Re: HOT chain validation in verify_heapam()

From: Andres Freund <andres(at)anarazel(dot)de>
To: Robert Haas <robertmhaas(at)gmail(dot)com>
Cc: Aleksander Alekseev <aleksander(at)timescale(dot)com>, PostgreSQL Hackers <pgsql-hackers(at)postgresql(dot)org>, Himanshu Upadhyaya <upadhyaya(dot)himanshu(at)gmail(dot)com>, Mark Dilger <mark(dot)dilger(at)enterprisedb(dot)com>
Subject: Re: HOT chain validation in verify_heapam()
Date: 2023-03-22 21:56:22
Message-ID: 20230322215622.cegwxejsvrd2sail@awork3.anarazel.de
Views: Raw Message | Whole Thread | Download mbox | Resend email
Thread:
Lists: pgsql-hackers

Hi,

On 2023-03-22 13:45:52 -0700, Andres Freund wrote:
> On 2023-03-22 09:19:18 -0400, Robert Haas wrote:
> > On Fri, Mar 17, 2023 at 8:31 AM Aleksander Alekseev
> > <aleksander(at)timescale(dot)com> wrote:
> > > The patch needed a rebase due to a4f23f9b. PFA v12.
> >
> > I have committed this after tidying up a bunch of things in the test
> > case file that I found too difficult to understand -- or in some cases
> > just incorrect, like:
>
> As noticed by Andrew
> https://postgr.es/m/bfa5bd2b-c0e6-9d65-62ce-97f4766b1c42%40dunslane.net and
> then reproduced on HEAD by me, there's something not right here.
>
> At the very least there's missing verification that tids actually exists in the
> "Update chain validation" loop, leading to:
> TRAP: failed Assert("ItemIdHasStorage(itemId)"), File: "../../../../home/andres/src/postgresql/src/include/storage/bufpage.h", Line: 355, PID: 645093
>
> Which makes sense - the earlier loop adds t_ctid to the successor array, which
> we then query without checking if there still is such a tid on the page.

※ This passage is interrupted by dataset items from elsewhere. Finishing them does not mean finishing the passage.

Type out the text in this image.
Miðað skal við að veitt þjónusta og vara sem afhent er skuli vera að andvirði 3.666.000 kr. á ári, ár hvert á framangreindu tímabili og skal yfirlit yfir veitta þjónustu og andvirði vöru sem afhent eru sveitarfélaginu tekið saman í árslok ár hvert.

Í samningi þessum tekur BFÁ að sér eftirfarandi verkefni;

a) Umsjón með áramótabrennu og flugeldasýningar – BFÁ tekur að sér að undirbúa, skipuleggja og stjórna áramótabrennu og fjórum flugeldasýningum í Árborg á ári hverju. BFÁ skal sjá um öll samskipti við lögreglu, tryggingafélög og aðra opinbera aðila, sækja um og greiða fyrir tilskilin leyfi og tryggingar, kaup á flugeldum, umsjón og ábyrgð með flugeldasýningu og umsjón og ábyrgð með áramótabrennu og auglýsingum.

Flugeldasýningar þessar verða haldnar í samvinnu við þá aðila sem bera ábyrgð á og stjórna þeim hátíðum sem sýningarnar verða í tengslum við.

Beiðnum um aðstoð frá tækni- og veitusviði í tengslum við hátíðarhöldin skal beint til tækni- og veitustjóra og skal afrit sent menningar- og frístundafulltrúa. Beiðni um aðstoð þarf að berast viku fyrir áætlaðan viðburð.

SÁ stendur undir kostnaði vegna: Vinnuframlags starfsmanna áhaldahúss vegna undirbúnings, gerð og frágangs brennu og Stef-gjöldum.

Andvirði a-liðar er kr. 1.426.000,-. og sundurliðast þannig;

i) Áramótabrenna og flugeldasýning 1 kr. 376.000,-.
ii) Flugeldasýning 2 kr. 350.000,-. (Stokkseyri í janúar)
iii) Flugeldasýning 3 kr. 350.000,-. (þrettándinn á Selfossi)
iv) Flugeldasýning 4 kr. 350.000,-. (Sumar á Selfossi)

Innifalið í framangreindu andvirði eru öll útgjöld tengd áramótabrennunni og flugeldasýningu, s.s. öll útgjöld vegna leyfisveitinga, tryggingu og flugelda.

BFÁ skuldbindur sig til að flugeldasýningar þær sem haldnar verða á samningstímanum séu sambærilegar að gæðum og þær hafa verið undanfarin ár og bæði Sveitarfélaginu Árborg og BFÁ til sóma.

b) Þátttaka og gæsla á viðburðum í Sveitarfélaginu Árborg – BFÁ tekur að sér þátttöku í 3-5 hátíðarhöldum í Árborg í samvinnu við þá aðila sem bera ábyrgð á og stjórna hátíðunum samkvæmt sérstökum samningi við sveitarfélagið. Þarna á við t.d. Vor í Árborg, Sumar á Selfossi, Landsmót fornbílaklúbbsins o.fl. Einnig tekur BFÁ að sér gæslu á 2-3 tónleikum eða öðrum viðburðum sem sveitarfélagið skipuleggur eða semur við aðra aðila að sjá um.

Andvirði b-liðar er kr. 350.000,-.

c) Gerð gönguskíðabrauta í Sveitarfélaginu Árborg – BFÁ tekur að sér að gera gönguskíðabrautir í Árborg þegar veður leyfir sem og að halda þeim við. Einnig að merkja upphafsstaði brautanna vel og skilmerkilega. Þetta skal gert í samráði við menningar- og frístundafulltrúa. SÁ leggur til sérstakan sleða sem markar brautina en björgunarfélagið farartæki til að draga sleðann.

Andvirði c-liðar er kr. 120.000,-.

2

It's not quite so simple - I see now that the lp_valid check tries to prevent
that. However, it's not sufficient, because there is no guarantee that
lp_valid[nextoffnum] is initialized. Consider what happens if t_ctid of a heap
tuple points to beyond the end of the item array - lp_valid[nextoffnum] won't
be initialized.

Why are redirections now checked in two places? There already was a
ItemIdIsUsed() check in the "/* Perform tuple checks */" loop, but now there's
the ItemIdIsRedirected() check in the "Update chain validation." loop as well
- and the output of that is confusing, because it'll just mention the target
of the redirect.

I also think it's not quite right that some of checks inside if
(ItemIdIsRedirected()) continue in case of corruption, others don't. While
there's a later continue, that means the corrupt tuples get added to the
predecessor array. Similarly, in the non-redirect portion, the successor
array gets filled with corrupt tuples, which doesn't seem quite right to me.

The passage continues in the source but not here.